Step 3. Use the BLDL macro specifying the module name returned by CSVQUERY. BLDL will tell you if the module came from JOBLIB/STEPLIB (at this point there is no practical difference) or the link list. With difficulty you can then determine the library. Notice that things can still be somewhat indeterminate. For example, consider this JCL.
//A EXEC PGM=IEWL
//SYSLMOD DD DSN=&&TEMP(GO),...
//B EXEC PGM=*.A.SYSLMOD
GO is loaded by program fetch, but it is not from the link list or JOBLIB/STEPLIB.

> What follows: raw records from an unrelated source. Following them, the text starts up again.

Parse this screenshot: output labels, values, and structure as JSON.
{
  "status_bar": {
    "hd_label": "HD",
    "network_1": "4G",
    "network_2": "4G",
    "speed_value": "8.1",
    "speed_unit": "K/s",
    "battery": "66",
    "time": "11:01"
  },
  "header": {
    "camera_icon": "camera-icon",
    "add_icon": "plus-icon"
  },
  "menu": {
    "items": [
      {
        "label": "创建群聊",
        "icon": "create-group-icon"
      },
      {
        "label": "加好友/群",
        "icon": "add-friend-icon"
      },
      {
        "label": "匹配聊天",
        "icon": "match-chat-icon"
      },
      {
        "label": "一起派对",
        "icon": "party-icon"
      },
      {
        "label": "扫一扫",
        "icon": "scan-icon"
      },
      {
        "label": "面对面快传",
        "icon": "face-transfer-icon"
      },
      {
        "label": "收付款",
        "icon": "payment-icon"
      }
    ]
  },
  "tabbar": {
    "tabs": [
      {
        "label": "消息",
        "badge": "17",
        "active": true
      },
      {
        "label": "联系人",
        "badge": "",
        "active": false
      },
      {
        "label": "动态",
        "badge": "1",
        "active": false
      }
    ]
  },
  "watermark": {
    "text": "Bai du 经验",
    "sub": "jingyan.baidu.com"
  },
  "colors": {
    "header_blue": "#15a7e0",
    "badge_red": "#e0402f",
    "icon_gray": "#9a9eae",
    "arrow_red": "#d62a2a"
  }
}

Now I have never done this, so I have no idea if it will work and I'm not about to waste several hours writing and testing code for this. I have done the step 3 part, so I know that is possible. Good luck.
So when MYPROG is executed, JES will load the program image from MYNAME.LINKLIB(MYPROG) and runs it, right? My question is that if it is possible for MYPROG to know the dataset name 'MYNAME.LINKLIB'?
JES does not "run" a job. It tells the operating system to "run" a job. JES has nothing to do with the mechanics of how the job is run.